I've tried watching a couple of videos on it, but they don't explain it very well. Can someone give me a bit more detail of how it works other than what the scripting glossary says?
Return
is a keyword that is used to send information back to the line that called a function. For example, the following would call the A function and will print the number, while the B function will not result in anything being printed and may error.
function A() num = math.random(1,10) return num end function B() num = math.random(1,10) end print(A()) -- will print what is after "return" on line 2, in this case it is num, a random number from 1-10 print(B()) -- will not print anything as the number is not being sent back to the function call
Return
can be used in many ways, a very common way is with ModuleScripts. When a LocalScript or a Server Script use Require
to get a module from a ModuleScript, the ModuleScript will return the information from the module so that the other scripts can use it.
You can think of return as asking somebody for information, that person telling you some information after you ask, and then you listening to what they tell you.
Return
was one of the oddest things for me to learn because nowhere it was really explained well and I didn't really learn it up until about a year ago when I took a class on C++ in which syntax similar to Return was explained in detail. If you need more help understanding it, I would gladly help you understand better.
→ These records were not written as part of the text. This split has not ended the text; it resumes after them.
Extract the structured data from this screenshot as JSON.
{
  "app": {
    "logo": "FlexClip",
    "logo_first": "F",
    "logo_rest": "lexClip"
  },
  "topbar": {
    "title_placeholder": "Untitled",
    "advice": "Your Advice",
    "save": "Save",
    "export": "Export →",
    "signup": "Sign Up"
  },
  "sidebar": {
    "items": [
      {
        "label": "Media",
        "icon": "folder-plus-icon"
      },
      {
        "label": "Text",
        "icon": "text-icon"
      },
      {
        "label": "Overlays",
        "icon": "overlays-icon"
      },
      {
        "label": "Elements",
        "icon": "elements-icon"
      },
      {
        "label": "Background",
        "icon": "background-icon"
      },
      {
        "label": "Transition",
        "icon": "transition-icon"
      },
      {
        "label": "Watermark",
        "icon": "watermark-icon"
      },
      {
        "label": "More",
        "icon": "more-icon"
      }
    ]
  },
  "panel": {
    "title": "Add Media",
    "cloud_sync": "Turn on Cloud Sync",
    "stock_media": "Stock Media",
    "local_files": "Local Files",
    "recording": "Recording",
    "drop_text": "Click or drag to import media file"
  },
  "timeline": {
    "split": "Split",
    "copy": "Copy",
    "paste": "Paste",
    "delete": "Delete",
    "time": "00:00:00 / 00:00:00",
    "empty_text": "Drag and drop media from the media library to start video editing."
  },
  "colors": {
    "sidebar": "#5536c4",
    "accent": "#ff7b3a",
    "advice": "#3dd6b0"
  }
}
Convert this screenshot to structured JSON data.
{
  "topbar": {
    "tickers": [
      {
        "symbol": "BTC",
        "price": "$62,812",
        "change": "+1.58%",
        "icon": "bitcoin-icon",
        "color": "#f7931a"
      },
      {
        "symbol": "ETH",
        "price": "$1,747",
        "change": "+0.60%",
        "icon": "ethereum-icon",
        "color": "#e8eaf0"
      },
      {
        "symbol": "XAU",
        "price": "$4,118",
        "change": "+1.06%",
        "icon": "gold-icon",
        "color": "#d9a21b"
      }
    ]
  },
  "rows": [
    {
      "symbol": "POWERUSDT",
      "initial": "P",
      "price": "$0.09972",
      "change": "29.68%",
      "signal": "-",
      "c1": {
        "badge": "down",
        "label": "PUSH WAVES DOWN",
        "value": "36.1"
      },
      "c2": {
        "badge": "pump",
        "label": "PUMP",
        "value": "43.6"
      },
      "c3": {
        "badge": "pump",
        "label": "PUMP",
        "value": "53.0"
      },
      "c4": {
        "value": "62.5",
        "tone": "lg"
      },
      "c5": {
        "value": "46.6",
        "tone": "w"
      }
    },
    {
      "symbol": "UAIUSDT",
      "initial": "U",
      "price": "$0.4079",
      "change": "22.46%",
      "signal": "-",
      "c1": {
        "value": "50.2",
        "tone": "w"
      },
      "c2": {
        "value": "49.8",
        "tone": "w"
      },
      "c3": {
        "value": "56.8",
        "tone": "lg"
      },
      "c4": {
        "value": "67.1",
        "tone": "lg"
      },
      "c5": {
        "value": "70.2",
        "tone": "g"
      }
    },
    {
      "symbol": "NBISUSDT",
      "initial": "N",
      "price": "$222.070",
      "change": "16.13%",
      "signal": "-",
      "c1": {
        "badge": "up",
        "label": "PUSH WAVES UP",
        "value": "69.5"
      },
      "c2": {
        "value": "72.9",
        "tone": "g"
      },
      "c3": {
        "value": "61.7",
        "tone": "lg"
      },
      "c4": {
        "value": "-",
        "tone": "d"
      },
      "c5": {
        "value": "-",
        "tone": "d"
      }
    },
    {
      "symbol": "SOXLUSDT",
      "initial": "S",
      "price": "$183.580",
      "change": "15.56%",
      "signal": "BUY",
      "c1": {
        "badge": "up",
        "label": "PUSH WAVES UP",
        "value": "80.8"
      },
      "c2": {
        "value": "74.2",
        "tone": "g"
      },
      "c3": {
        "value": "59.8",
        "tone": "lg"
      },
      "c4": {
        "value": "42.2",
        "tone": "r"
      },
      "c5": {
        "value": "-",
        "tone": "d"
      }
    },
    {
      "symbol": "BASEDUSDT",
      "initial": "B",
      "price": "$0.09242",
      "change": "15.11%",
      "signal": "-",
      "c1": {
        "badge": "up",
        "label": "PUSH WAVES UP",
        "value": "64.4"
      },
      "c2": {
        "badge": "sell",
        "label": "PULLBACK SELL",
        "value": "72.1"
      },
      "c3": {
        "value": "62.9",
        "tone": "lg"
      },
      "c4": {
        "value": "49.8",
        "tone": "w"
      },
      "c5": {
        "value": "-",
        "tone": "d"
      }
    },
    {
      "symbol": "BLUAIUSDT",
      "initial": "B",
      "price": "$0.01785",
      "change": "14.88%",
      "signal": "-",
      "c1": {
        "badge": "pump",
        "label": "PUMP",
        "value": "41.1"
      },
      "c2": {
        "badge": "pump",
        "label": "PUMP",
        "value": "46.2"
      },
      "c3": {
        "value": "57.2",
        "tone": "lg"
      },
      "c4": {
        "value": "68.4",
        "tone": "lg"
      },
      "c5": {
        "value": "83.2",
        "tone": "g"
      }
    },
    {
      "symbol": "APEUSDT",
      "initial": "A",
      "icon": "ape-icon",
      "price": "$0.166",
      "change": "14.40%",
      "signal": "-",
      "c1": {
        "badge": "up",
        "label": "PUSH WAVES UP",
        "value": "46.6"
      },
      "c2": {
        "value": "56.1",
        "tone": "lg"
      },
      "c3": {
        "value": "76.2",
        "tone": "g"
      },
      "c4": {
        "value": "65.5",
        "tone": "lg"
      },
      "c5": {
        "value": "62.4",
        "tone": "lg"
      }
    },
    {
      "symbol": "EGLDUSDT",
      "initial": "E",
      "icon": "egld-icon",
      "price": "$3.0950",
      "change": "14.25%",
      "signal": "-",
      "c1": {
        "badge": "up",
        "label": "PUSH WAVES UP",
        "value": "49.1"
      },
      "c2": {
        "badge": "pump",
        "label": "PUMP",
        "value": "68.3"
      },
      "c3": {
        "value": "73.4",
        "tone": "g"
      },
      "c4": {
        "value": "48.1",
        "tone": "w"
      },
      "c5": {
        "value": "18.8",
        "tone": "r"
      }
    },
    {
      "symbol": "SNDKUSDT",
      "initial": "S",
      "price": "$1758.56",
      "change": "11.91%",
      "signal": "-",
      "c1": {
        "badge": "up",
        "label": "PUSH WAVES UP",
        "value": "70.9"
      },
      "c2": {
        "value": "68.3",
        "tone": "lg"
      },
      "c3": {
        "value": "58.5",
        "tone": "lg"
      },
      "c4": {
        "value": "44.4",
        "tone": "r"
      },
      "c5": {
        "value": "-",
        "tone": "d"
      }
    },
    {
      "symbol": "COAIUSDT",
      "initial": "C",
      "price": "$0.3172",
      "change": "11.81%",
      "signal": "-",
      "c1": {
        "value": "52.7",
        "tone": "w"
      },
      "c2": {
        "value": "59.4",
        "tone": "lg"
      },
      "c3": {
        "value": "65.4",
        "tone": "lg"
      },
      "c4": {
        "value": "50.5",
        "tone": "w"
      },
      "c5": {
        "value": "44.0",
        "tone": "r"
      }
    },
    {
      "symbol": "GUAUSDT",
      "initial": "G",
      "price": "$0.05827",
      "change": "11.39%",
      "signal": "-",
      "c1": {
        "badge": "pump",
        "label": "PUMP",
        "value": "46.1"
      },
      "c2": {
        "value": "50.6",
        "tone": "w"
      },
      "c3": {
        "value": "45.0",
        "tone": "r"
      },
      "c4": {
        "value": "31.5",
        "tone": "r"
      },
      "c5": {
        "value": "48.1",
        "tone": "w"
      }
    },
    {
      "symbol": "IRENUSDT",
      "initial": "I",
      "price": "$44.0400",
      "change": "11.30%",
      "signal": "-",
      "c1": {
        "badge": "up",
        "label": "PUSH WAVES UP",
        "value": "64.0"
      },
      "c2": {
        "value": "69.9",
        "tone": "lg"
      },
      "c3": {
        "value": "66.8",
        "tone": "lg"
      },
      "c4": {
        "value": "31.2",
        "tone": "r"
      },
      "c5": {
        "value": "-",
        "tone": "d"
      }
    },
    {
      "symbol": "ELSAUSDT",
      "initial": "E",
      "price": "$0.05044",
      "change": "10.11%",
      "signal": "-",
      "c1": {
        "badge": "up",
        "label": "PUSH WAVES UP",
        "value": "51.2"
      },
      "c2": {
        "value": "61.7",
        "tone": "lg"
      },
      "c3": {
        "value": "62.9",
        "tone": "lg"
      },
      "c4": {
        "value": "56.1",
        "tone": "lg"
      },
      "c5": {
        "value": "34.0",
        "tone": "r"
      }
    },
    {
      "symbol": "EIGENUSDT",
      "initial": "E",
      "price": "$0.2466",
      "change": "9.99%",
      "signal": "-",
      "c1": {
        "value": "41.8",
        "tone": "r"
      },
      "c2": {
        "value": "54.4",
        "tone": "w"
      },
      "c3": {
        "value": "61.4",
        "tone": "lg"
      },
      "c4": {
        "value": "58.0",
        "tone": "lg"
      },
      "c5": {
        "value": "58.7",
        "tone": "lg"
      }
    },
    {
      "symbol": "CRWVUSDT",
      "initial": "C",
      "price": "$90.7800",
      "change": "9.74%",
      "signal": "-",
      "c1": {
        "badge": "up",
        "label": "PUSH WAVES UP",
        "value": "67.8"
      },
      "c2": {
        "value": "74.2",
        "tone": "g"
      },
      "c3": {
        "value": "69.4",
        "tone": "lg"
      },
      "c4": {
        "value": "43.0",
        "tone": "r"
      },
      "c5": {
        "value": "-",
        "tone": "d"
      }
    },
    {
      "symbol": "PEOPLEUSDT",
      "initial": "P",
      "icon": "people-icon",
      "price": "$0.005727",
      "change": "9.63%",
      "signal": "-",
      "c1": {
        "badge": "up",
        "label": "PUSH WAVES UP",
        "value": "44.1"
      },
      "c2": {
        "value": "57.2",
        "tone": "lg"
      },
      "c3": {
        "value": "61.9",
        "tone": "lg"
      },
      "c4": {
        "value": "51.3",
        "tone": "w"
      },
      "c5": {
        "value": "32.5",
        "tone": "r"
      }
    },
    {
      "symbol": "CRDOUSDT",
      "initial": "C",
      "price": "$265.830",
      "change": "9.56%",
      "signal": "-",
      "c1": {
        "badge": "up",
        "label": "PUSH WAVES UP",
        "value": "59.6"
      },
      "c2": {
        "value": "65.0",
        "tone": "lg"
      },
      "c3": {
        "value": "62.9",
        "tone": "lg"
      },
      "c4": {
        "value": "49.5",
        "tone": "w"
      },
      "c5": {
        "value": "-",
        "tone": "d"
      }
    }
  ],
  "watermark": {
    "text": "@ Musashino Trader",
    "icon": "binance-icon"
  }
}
Functions are a really awesome feature of programming languages brought in from mathematics.
Functions take in values and put out values.
An example is square root -- you put in 25 and get out 5. In Lua, that function is math.sqrt
. Using it looks like this:
local five = math.sqrt( 25 )
Another example of a function would be something that doubles a number. You put in x
and get out x * 2
. How would we write that function in Lua?
function double(x) -- `x` is the thing coming in return x * 2 -- `return` marks the thing going out end local six = double(3)
We declare that a block of code is a function using the function
keyword. The next word is the name of the function, followed by all the parameters -- the values coming in.
Next comes the code for the function. The value after the keyword return
is the value going out of the function.